HARTFORD — The Connecticut Association of Schools named Hartford Principal Desi Nesmith of SAND Elementary School the 2010 recipient of the “William Cieslukowski Outstanding First Year Principal Award.”

Recipients of the award, named after the former president of the Elementary & Middle School Principals of Connecticut, must demonstrate exemplary instructional and organizational leadership, a willingness to take risks and the ability to overcome adversity.

Nesmith was recognized for his work in facilitating the school’s transition to the nationally acclaimed America’s Choice education design and for producing the highest gains on the 2010 Connecticut Mastery Test of any elementary school in the district.
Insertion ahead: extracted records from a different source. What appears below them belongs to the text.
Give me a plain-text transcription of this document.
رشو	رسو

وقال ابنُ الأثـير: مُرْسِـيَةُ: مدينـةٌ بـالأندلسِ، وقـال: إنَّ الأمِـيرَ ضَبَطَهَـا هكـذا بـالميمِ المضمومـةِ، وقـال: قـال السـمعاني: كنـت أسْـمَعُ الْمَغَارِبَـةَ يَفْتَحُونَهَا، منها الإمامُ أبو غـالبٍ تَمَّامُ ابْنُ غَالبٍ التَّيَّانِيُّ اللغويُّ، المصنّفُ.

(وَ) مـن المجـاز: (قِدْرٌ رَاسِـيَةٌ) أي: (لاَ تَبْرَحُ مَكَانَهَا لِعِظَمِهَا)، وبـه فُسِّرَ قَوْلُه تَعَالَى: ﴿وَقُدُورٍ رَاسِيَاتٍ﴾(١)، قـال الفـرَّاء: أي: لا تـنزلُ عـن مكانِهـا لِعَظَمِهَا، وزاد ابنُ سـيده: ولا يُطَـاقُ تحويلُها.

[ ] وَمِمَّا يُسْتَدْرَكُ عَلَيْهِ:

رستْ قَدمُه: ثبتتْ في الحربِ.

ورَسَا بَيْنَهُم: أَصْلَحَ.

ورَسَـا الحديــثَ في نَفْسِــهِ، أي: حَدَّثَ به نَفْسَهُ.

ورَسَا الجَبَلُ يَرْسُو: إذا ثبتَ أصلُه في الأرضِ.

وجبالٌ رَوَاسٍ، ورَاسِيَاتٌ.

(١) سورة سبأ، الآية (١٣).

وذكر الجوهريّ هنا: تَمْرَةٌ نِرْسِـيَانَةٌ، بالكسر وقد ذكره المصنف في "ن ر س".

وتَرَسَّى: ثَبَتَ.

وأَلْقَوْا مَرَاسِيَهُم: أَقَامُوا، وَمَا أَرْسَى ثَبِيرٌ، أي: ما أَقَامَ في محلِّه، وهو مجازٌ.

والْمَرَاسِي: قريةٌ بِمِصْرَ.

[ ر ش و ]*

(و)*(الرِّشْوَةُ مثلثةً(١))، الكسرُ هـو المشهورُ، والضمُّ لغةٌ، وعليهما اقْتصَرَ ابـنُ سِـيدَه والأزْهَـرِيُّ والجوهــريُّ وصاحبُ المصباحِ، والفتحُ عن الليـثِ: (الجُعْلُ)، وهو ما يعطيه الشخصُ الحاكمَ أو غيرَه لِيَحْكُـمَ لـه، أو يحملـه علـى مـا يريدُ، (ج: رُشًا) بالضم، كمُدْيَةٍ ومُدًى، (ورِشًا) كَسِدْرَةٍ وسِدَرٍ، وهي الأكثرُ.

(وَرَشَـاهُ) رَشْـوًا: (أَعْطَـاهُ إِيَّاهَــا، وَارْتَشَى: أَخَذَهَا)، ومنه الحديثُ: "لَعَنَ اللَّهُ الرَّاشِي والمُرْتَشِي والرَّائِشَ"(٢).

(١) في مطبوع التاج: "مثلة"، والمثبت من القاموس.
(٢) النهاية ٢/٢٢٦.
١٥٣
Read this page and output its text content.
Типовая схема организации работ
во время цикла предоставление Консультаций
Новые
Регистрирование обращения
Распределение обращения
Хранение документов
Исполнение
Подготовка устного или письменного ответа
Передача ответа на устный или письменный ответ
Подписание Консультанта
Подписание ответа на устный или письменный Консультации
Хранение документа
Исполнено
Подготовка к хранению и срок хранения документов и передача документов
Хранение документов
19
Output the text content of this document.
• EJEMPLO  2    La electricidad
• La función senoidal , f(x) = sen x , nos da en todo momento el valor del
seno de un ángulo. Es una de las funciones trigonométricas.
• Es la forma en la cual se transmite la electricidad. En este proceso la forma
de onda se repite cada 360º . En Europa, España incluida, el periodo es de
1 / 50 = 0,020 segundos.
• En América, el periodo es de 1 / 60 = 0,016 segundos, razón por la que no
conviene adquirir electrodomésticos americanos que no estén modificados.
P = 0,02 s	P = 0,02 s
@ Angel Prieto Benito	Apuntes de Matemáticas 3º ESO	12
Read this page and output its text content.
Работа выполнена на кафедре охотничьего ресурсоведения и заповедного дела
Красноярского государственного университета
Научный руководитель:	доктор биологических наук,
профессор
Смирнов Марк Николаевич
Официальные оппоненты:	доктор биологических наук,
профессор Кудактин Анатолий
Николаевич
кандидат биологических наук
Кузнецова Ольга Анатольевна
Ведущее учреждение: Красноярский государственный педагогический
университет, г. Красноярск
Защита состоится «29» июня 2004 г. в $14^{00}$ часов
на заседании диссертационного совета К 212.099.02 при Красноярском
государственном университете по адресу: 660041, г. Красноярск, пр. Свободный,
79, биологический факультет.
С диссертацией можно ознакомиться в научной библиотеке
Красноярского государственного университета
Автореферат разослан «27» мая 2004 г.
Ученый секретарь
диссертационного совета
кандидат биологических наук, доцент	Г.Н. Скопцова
“It’s truly an honor to be recognized,” Nesmith said. “But the real credit goes to our students, their parents and to our dedicated teaching staff. I also want to thank America’s Choice for its support throughout this process.”

Established in 1998, the America’s Choice School Design is a proven model that provides an unmatched combination of professional development, technical assistance, and high-quality materials to help turn around schools that have a substantial group of students with difficulty meeting standards. Since then, more than 1,000 schools nationwide have adopted the design, which is customized for elementary, K–8, middle, and high schools.

Nesmith’s implementation of the America’s Choice design in his first year as a principal resulted in a 14.8 percentage point increase in his school’s Overall School Index, the highest increase among elementary schools and the second highest in the entire district.

“Mr. Nesmith also wasted no time introducing himself to the community and setting higher expectations for educational success even before the official start of schools,” said Assistant Superintendent Christina Kishimoto, who oversees school redesign.

“It was not long before the community was buzzing with talk about the new guy going door to door talking about the new school going into their familiar neighborhood building.”

The new principal also aligned the 7th and 8th grades with the new Journalism and Media Academy giving students a strong writing component to their curriculum. Students also participated in a four-week summer program at the Simsbury Community Farm, where they participated in science and literary classes.

“Desi’s contributions have given life, breadth and depth to the message and vision of America’s Choice at SAND,” said Jennifer Weiss, Senior Associate of America’s Choice in New York City. “As a first year principal, faced with seemingly insurmountable challenges and adversity, Desi remained focused and driven, curtailing air supply to all potential fires by devoting time and effort where it matters most: with students and teachers.”

A graduate of the University of Connecticut, Mr. Nesmith was a 5th grade teacher in the East Hartford school system. He later became a “Teacher in Residence” at the Connecticut State Department of Education’s School Improvement Unit and then an Intervention Resource Specialist in the Office of the Hartford Public Schools Assistant Superintendent for Elementary Education.

“If my own children were just starting elementary school, I would want Desi to be their principal,” said M. Leon McKinley, director of Elementary Education for Hartford Public Schools and Nesmith’s mentor. “He’s that good for children.”